State of Emergency: Getting the marrow there


The following content is part of our new Behind The Match series, an ongoing effort to provide a behind-the-scenes look at marrow transplant and some of the lesser-known, yet crucial ways we deliver cures for blood cancer patients.

Each year, we encounter emergency weather situations from blizzards to icy roads to hurricanes and tornadoes. Even under these extreme circumstances, Be The Match ensures that donors are able to get to their donations. Once the donation has occurred, Be The Match also ensures that our trained couriers get the life-saving cells to wherever the patient is waiting to receive their transplant, within 48 hours, anywhere in the world. Sometimes, it takes planes, trains and automobiles in order for the marrow to safely arrive at the final destination.

The Be The Match emergency preparedness team consists of 4 full time staff who devote their time to organizational preparedness and coordinate a cross functional team of about 20 staff from many departments that ensure all marrow donors, couriers, patients and staff safely make it to their destination during an emergency. The team was put in place in 2005 shortly before Hurricane Katrina, one of the worst natural disasters in history. The team continually watches the weather, natural disasters and other worldwide events—from conflicts such as that in Syria to transportation strikes in Paris—the team also receives tips from staff and partners on the ground. Once a storm system has been identified, the team verifies that it is a legitimate threat and will then pull together the decision team— a more robust team of individuals who work with transplant centers, donor centers, couriers and other logistical components. This team pulls specialized reports by location to ensure proper precautions are put in place and alternate plans are made.
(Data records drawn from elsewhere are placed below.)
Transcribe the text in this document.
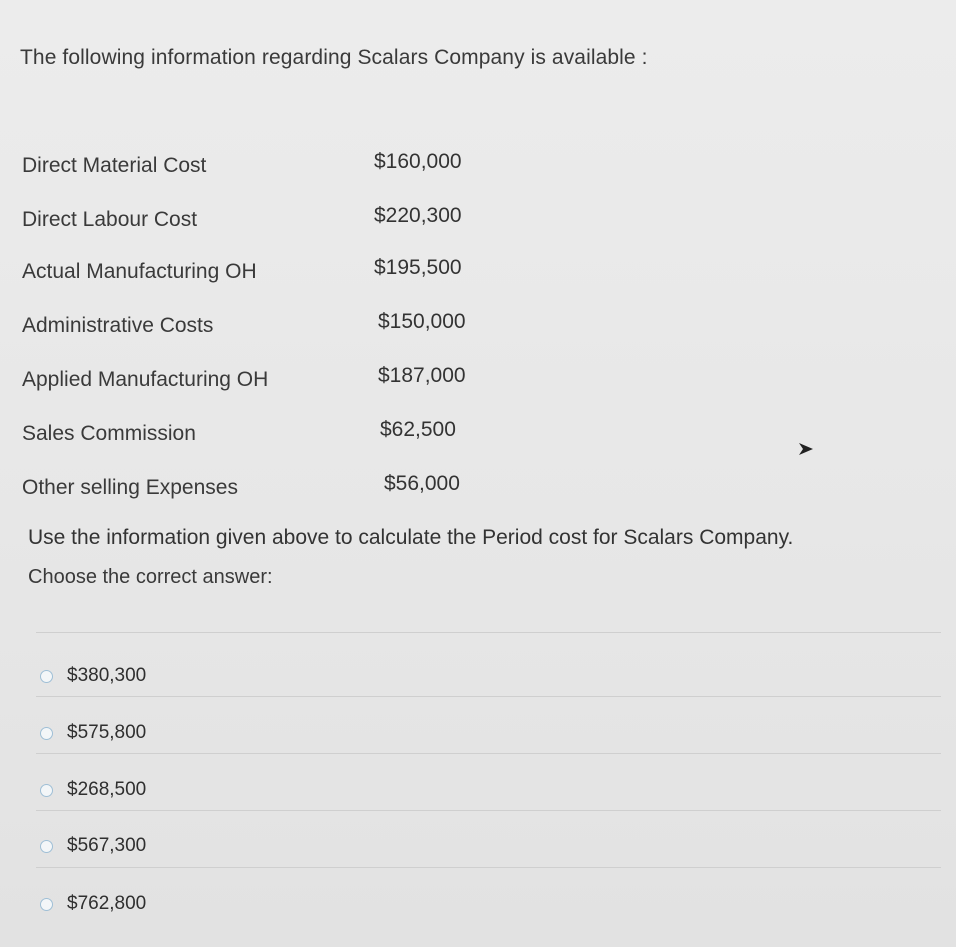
The following information regarding Scalars Company is available :
Direct Material Cost	$160,000
Direct Labour Cost	$220,300
Actual Manufacturing OH	$195,500
Administrative Costs	$150,000
Applied Manufacturing OH	$187,000
Sales Commission	$62,500
Other selling Expenses	$56,000
Use the information given above to calculate the Period cost for Scalars Company.
Choose the correct answer:
$380,300
$575,800
$268,500
$567,300
$762,800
The logistics team will look at which flights could potentially be affected and will often times ensure every courier has 1-2 back up flights in case there are delays or cancellations. In the event a donor or a courier is not able to fly out, alternate transportation will be put in place to ensure dangerous delays do not occur—delays that could affect the health and well being of the patient waiting for their transplant. A recent example of the great work done by this team was this past February, when winter storms plagued the East Coast. A courier needed to get to Atlanta, but the airport was forced to close due to the ice storms that hit the city. The courier was instead re-routed to Orlando and then driven to Atlanta in order to make the life-saving delivery.

With all of the hard work and planning that this team does, there has not been one patient who did not eventually receive their life-saving cells because of an emergency situation. When an emergency occurs, Be The Match is ready for the job.

11 Responses to “State of Emergency: Getting the marrow there”

  1. Jody Zachary says:

    How does one become a courier?

  2. Marla Grant says:

    So proud and grateful to be part of your great organization, helping meet your mission objectives. Your travel team is amazing.

  3. Cynthia Vickers says:

    It is amazing how it all comes together, so honored to be a part of it all!!

  4. Brenda Shisslak says:


    I work full-time but I would love to volunteer to be a courier on weekends. I can do Friday nights thru Sunday evenings.

    email ( or call 781-929-0450

    • admin says:

      Hi Brenda – Thank you for your support! Please send your contact information to and a Be The Match representative will get in touch with you with more information about becoming a courier. Thanks!

  5. Jan Z says:

    I was a donor whose harvest was done on 9/13/01, two days after the tragedy of 9/11. There was concern about getting my product to the recipient, who was already being prepped to receive it. I never knew how it happened but everything went as scheduled. Thank you to everyone involved who works behind the scenes.

  6. Meg says:

    That is amazing! A HUGE thank you to all of your couriers, staff, coordinators, etc. who work day and night (and in dangerous conditions!) to make it happen. I’m in awe.

  7. Wow!thanks to these people who work so hard to ensure lives are saved!